IDEA-Research / Grounded-SAM-2

Grounded SAM 2: Ground and Track Anything in Videos with Grounding DINO, Florence-2 and SAM 2
https://arxiv.org/abs/2401.14159
Apache License 2.0
701 stars 48 forks source link

Florence-2 vs Grounding DINO + SAM2 #34

Open radames opened 2 weeks ago

radames commented 2 weeks ago

Hello, thanks for the awesome collection of demos and code. I wonder if you have benchmarks or comparisons of the text grounding segmentation capabilities of GroundingDino vs Florence-2? While I've been testing both with SAM2, my qualitative perception is Florence-2 is more precise matching more tokens with boundaries, and it's also able to detect a more diverse set of objects using their base model, not fine-tuned yet. At the same time, I wasn't able to extract confidence levels from the specific bboxes generated by Florence-2.

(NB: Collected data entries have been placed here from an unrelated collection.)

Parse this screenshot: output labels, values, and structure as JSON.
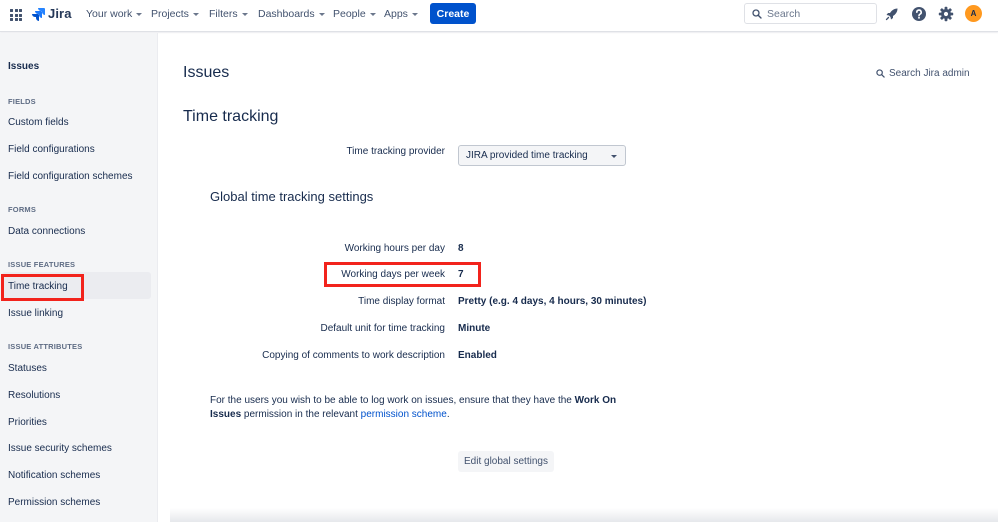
{
  "nav": {
    "logo_text": "Jira",
    "items": [
      "Your work",
      "Projects",
      "Filters",
      "Dashboards",
      "People",
      "Apps"
    ],
    "create_label": "Create",
    "search_placeholder": "Search",
    "avatar_initial": "A",
    "icons": [
      "app-switcher-icon",
      "jira-logo-icon",
      "notifications-icon",
      "help-icon",
      "settings-icon",
      "search-icon"
    ]
  },
  "sidebar": {
    "title": "Issues",
    "sections": [
      {
        "heading": "FIELDS",
        "items": [
          "Custom fields",
          "Field configurations",
          "Field configuration schemes"
        ]
      },
      {
        "heading": "FORMS",
        "items": [
          "Data connections"
        ]
      },
      {
        "heading": "ISSUE FEATURES",
        "items": [
          "Time tracking",
          "Issue linking"
        ]
      },
      {
        "heading": "ISSUE ATTRIBUTES",
        "items": [
          "Statuses",
          "Resolutions",
          "Priorities",
          "Issue security schemes",
          "Notification schemes",
          "Permission schemes"
        ]
      }
    ],
    "active_item": "Time tracking"
  },
  "main": {
    "page_title": "Issues",
    "search_admin": "Search Jira admin",
    "section_title": "Time tracking",
    "provider_label": "Time tracking provider",
    "provider_value": "JIRA provided time tracking",
    "global_title": "Global time tracking settings",
    "settings": [
      {
        "label": "Working hours per day",
        "value": "8"
      },
      {
        "label": "Working days per week",
        "value": "7"
      },
      {
        "label": "Time display format",
        "value": "Pretty (e.g. 4 days, 4 hours, 30 minutes)"
      },
      {
        "label": "Default unit for time tracking",
        "value": "Minute"
      },
      {
        "label": "Copying of comments to work description",
        "value": "Enabled"
      }
    ],
    "note": {
      "part1": "For the users you wish to be able to log work on issues, ensure that they have the ",
      "bold": "Work On Issues",
      "part2": " permission in the relevant ",
      "link": "permission scheme",
      "part3": "."
    },
    "edit_button": "Edit global settings"
  },
  "colors": {
    "brand": "#0052cc",
    "highlight": "#f2231c",
    "avatar": "#ff991f",
    "sidebar_bg": "#f4f5f7"
  }
}
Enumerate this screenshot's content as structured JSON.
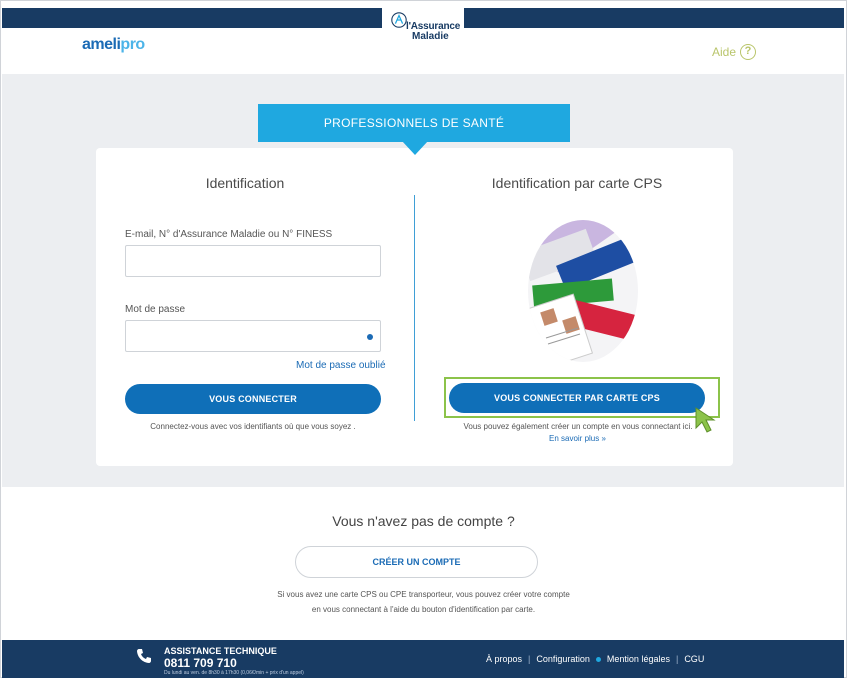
{
  "header": {
    "logo_line1": "l'Assurance",
    "logo_line2": "Maladie",
    "brand_main": "ameli",
    "brand_pro": "pro",
    "help_label": "Aide",
    "help_icon_text": "?"
  },
  "banner": {
    "title": "PROFESSIONNELS DE SANTÉ"
  },
  "login": {
    "title": "Identification",
    "email_label": "E-mail, N° d'Assurance Maladie ou N° FINESS",
    "email_value": "",
    "password_label": "Mot de passe",
    "password_value": "",
    "forgot_label": "Mot de passe oublié",
    "submit_label": "VOUS CONNECTER",
    "hint": "Connectez-vous avec vos identifiants où que vous soyez ."
  },
  "cps": {
    "title": "Identification par carte CPS",
    "submit_label": "VOUS CONNECTER PAR CARTE CPS",
    "hint": "Vous pouvez également créer un compte en vous connectant ici.",
    "learn_more": "En savoir plus »"
  },
  "signup": {
    "question": "Vous n'avez pas de compte ?",
    "button_label": "CRÉER UN COMPTE",
    "info_line1": "Si vous avez une carte CPS ou CPE transporteur, vous pouvez créer votre compte",
    "info_line2": "en vous connectant à l'aide du bouton d'identification par carte."
  },
  "footer": {
    "assist_title": "ASSISTANCE TECHNIQUE",
    "assist_phone": "0811 709 710",
    "assist_hours": "Du lundi au ven. de 8h30 à 17h30 (0,06€/min + prix d'un appel)",
    "links": [
      "À propos",
      "Configuration",
      "Mention légales",
      "CGU"
    ]
  },
  "colors": {
    "navy": "#183b63",
    "accent_blue": "#1fa8e0",
    "button_blue": "#0f6fb8",
    "highlight_green": "#8cc34a",
    "help_olive": "#b9c56b"
  }
}
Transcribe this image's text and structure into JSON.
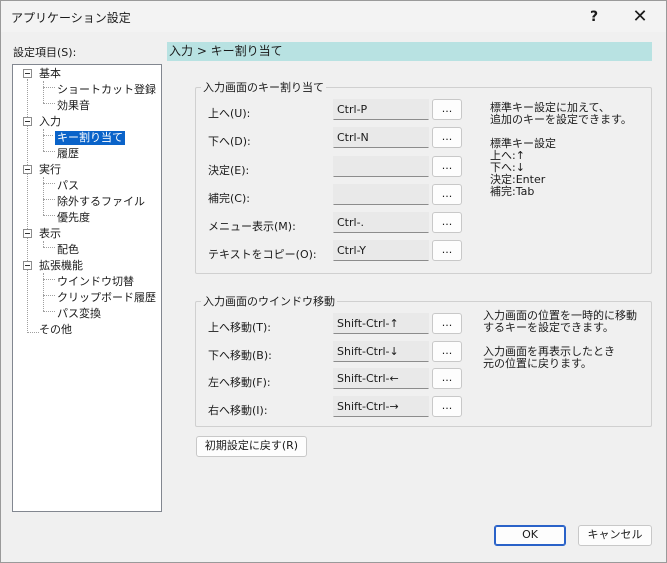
{
  "window": {
    "title": "アプリケーション設定",
    "help_symbol": "?",
    "close_symbol": "✕"
  },
  "settings_label": "設定項目(S):",
  "tree": [
    {
      "label": "基本"
    },
    {
      "label": "ショートカット登録"
    },
    {
      "label": "効果音"
    },
    {
      "label": "入力"
    },
    {
      "label": "キー割り当て",
      "selected": true
    },
    {
      "label": "履歴"
    },
    {
      "label": "実行"
    },
    {
      "label": "パス"
    },
    {
      "label": "除外するファイル"
    },
    {
      "label": "優先度"
    },
    {
      "label": "表示"
    },
    {
      "label": "配色"
    },
    {
      "label": "拡張機能"
    },
    {
      "label": "ウインドウ切替"
    },
    {
      "label": "クリップボード履歴"
    },
    {
      "label": "パス変換"
    },
    {
      "label": "その他"
    }
  ],
  "header_path": "入力 > キー割り当て",
  "key_group": {
    "title": "入力画面のキー割り当て",
    "rows": [
      {
        "label": "上へ(U):",
        "value": "Ctrl-P"
      },
      {
        "label": "下へ(D):",
        "value": "Ctrl-N"
      },
      {
        "label": "決定(E):",
        "value": ""
      },
      {
        "label": "補完(C):",
        "value": ""
      },
      {
        "label": "メニュー表示(M):",
        "value": "Ctrl-."
      },
      {
        "label": "テキストをコピー(O):",
        "value": "Ctrl-Y"
      }
    ],
    "note_lines": [
      "標準キー設定に加えて、",
      "追加のキーを設定できます。",
      "",
      "標準キー設定",
      "上へ:↑",
      "下へ:↓",
      "決定:Enter",
      "補完:Tab"
    ]
  },
  "move_group": {
    "title": "入力画面のウインドウ移動",
    "rows": [
      {
        "label": "上へ移動(T):",
        "value": "Shift-Ctrl-↑"
      },
      {
        "label": "下へ移動(B):",
        "value": "Shift-Ctrl-↓"
      },
      {
        "label": "左へ移動(F):",
        "value": "Shift-Ctrl-←"
      },
      {
        "label": "右へ移動(I):",
        "value": "Shift-Ctrl-→"
      }
    ],
    "note_lines": [
      "入力画面の位置を一時的に移動",
      "するキーを設定できます。",
      "",
      "入力画面を再表示したとき",
      "元の位置に戻ります。"
    ]
  },
  "browse_label": "...",
  "reset_label": "初期設定に戻す(R)",
  "ok_label": "OK",
  "cancel_label": "キャンセル"
}
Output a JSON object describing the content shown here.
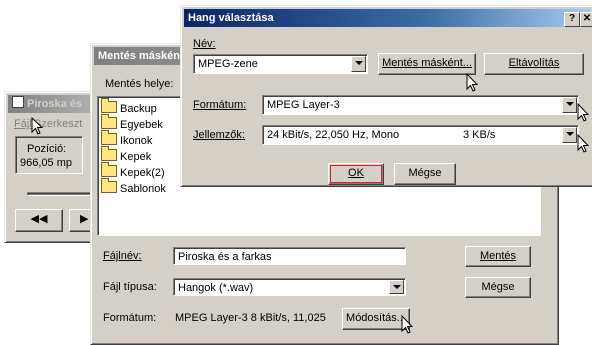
{
  "player": {
    "title": "Piroska és",
    "menu": [
      "Fájl",
      "Szerkeszt"
    ],
    "position_label": "Pozíció:",
    "position_value": "966,05 mp",
    "rewind_glyph": "◀◀",
    "play_glyph": "▶"
  },
  "save": {
    "title": "Mentés máskén",
    "location_label": "Mentés helye:",
    "folders": [
      "Backup",
      "Egyebek",
      "Ikonok",
      "Kepek",
      "Kepek(2)",
      "Sablonok"
    ],
    "filename_label": "Fájlnév:",
    "filename_value": "Piroska és a farkas",
    "save_button": "Mentés",
    "filetype_label": "Fájl típusa:",
    "filetype_value": "Hangok (*.wav)",
    "cancel_button": "Mégse",
    "format_label": "Formátum:",
    "format_value": "MPEG Layer-3 8 kBit/s, 11,025",
    "modify_button": "Módosítás..."
  },
  "sound": {
    "title": "Hang választása",
    "help_glyph": "?",
    "close_glyph": "✕",
    "name_label": "Név:",
    "name_value": "MPEG-zene",
    "save_as_button": "Mentés másként...",
    "remove_button": "Eltávolítás",
    "format_label": "Formátum:",
    "format_value": "MPEG Layer-3",
    "attributes_label": "Jellemzők:",
    "attributes_value": "24 kBit/s, 22,050 Hz, Mono",
    "attributes_rate": "3 KB/s",
    "ok_button": "OK",
    "cancel_button": "Mégse"
  },
  "colors": {
    "title_active": "#0a246a",
    "title_inactive": "#808080",
    "face": "#d4d0c8",
    "ok_focus": "#e02020"
  }
}
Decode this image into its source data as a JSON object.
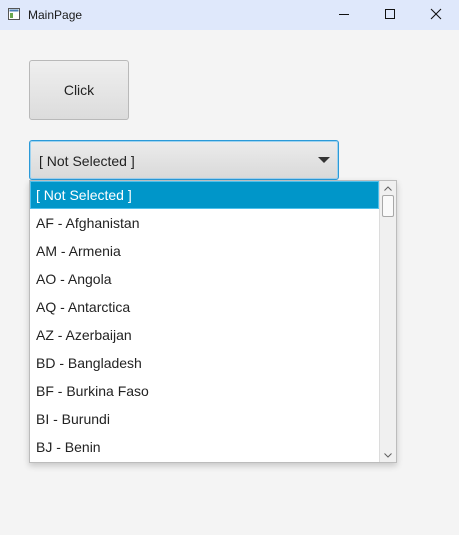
{
  "window": {
    "title": "MainPage"
  },
  "main": {
    "click_button_label": "Click",
    "combo": {
      "selected_value": "[ Not Selected ]",
      "options": [
        "[ Not Selected ]",
        "AF - Afghanistan",
        "AM - Armenia",
        "AO - Angola",
        "AQ - Antarctica",
        "AZ - Azerbaijan",
        "BD - Bangladesh",
        "BF - Burkina Faso",
        "BI - Burundi",
        "BJ - Benin"
      ],
      "highlighted_index": 0
    }
  },
  "colors": {
    "titlebar": "#dfe8fb",
    "selection": "#0096c9",
    "focus_border": "#2b9ad8",
    "background": "#f4f4f4"
  },
  "icons": {
    "app": "app-window-icon",
    "minimize": "minimize-icon",
    "maximize": "maximize-icon",
    "close": "close-icon",
    "dropdown": "chevron-down-icon",
    "scroll_up": "scroll-up-arrow-icon",
    "scroll_down": "scroll-down-arrow-icon"
  }
}
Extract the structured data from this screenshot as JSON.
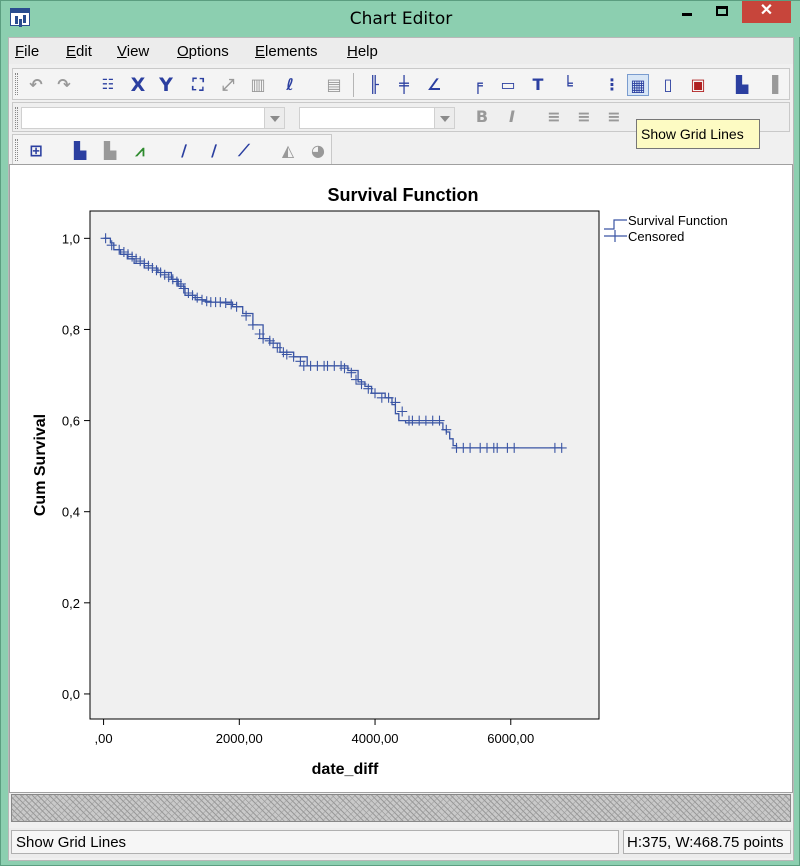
{
  "window": {
    "title": "Chart Editor"
  },
  "menu": [
    {
      "label": "File",
      "key": "F",
      "rest": "ile"
    },
    {
      "label": "Edit",
      "key": "E",
      "rest": "dit"
    },
    {
      "label": "View",
      "key": "V",
      "rest": "iew"
    },
    {
      "label": "Options",
      "key": "O",
      "rest": "ptions"
    },
    {
      "label": "Elements",
      "key": "E",
      "rest": "lements"
    },
    {
      "label": "Help",
      "key": "H",
      "rest": "elp"
    }
  ],
  "toolbar": {
    "icons": [
      "undo-icon",
      "redo-icon",
      "properties-icon",
      "x-axis-icon",
      "y-axis-icon",
      "data-label-mode-icon",
      "rescale-icon",
      "transpose-icon",
      "lasso-icon",
      "show-data-labels-icon",
      "ref-line-x-icon",
      "ref-line-y-icon",
      "ref-line-eq-icon",
      "title-icon",
      "annotation-icon",
      "text-box-icon",
      "footnote-icon",
      "show-derived-axis-icon",
      "show-grid-lines-icon",
      "show-legend-icon",
      "transpose-chart-icon",
      "bar-chart-sort-icon",
      "bar-icon"
    ],
    "bold_label": "B",
    "italic_label": "I",
    "tooltip": "Show Grid Lines"
  },
  "status": {
    "message": "Show Grid Lines",
    "size": "H:375, W:468.75 points"
  },
  "colors": {
    "series": "#3a55a4",
    "plot_bg": "#f0f0f0",
    "accent": "#2b3fa0"
  },
  "chart_data": {
    "type": "line",
    "title": "Survival Function",
    "xlabel": "date_diff",
    "ylabel": "Cum Survival",
    "xlim": [
      -200,
      7300
    ],
    "ylim": [
      -0.055,
      1.06
    ],
    "xticks": [
      0,
      2000,
      4000,
      6000
    ],
    "xtick_labels": [
      ",00",
      "2000,00",
      "4000,00",
      "6000,00"
    ],
    "yticks": [
      0,
      0.2,
      0.4,
      0.6,
      0.8,
      1.0
    ],
    "ytick_labels": [
      "0,0",
      "0,2",
      "0,4",
      "0,6",
      "0,8",
      "1,0"
    ],
    "legend": {
      "position": "right",
      "entries": [
        "Survival Function",
        "Censored"
      ]
    },
    "series": [
      {
        "name": "Survival Function",
        "x": [
          0,
          100,
          150,
          250,
          350,
          450,
          600,
          800,
          1000,
          1100,
          1200,
          1350,
          1500,
          1700,
          1900,
          2050,
          2200,
          2350,
          2450,
          2600,
          2800,
          3000,
          3200,
          3400,
          3600,
          3750,
          3850,
          3950,
          4150,
          4250,
          4300,
          4350,
          4450,
          4600,
          4800,
          5000,
          5050,
          5100,
          5150,
          5200,
          5600,
          6000,
          6400,
          6750
        ],
        "y": [
          1.0,
          0.99,
          0.975,
          0.965,
          0.955,
          0.945,
          0.935,
          0.925,
          0.91,
          0.895,
          0.875,
          0.865,
          0.86,
          0.86,
          0.85,
          0.835,
          0.81,
          0.78,
          0.77,
          0.75,
          0.74,
          0.72,
          0.72,
          0.72,
          0.71,
          0.685,
          0.675,
          0.66,
          0.65,
          0.635,
          0.615,
          0.6,
          0.595,
          0.595,
          0.595,
          0.58,
          0.575,
          0.56,
          0.545,
          0.54,
          0.54,
          0.54,
          0.54,
          0.54
        ]
      },
      {
        "name": "Censored",
        "x": [
          30,
          120,
          230,
          300,
          360,
          420,
          480,
          540,
          600,
          660,
          720,
          780,
          840,
          900,
          960,
          1020,
          1080,
          1140,
          1180,
          1250,
          1310,
          1380,
          1450,
          1520,
          1580,
          1650,
          1720,
          1800,
          1880,
          1960,
          2100,
          2200,
          2300,
          2350,
          2450,
          2500,
          2560,
          2650,
          2700,
          2800,
          2900,
          2950,
          3050,
          3150,
          3250,
          3300,
          3400,
          3500,
          3550,
          3650,
          3720,
          3800,
          3900,
          4000,
          4100,
          4200,
          4300,
          4400,
          4500,
          4550,
          4650,
          4750,
          4850,
          4950,
          5050,
          5200,
          5300,
          5400,
          5550,
          5650,
          5750,
          5800,
          5950,
          6050,
          6650,
          6750
        ],
        "y": [
          1.0,
          0.985,
          0.975,
          0.97,
          0.965,
          0.96,
          0.955,
          0.95,
          0.945,
          0.94,
          0.935,
          0.93,
          0.925,
          0.92,
          0.915,
          0.91,
          0.905,
          0.9,
          0.89,
          0.88,
          0.875,
          0.87,
          0.865,
          0.862,
          0.86,
          0.86,
          0.86,
          0.858,
          0.855,
          0.85,
          0.83,
          0.81,
          0.79,
          0.78,
          0.775,
          0.77,
          0.76,
          0.75,
          0.745,
          0.74,
          0.73,
          0.72,
          0.72,
          0.72,
          0.72,
          0.72,
          0.72,
          0.72,
          0.715,
          0.705,
          0.69,
          0.68,
          0.67,
          0.66,
          0.65,
          0.65,
          0.64,
          0.62,
          0.6,
          0.6,
          0.6,
          0.6,
          0.6,
          0.6,
          0.58,
          0.54,
          0.54,
          0.54,
          0.54,
          0.54,
          0.54,
          0.54,
          0.54,
          0.54,
          0.54,
          0.54
        ]
      }
    ]
  }
}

rentainhe commented 2 weeks ago

Hi @radames

Your observation is very thorough, and the questions you've raised are highly valuable.

We haven't benchmarked the two approaches implemented in this repo ourselves, but I believe each of these models currently has its own strengths.

For Grounding DINO 1.5, we can see its zero-shot detection capability is stronger than Florence-2, which achieves zero-shot 54.3 AP and 55.7 AP on LVIS minival, and Florence-2 achieves 43.4 AP on COCO zero-shot benchmark.

But after training on FLD-5B datasets, Florence-2 can not only localize main phrase on caption and also has a strong referring capability, you can refer to the following table:

image

And it can also serve as a foundation model for users to fine-tune it on their specific scenarios.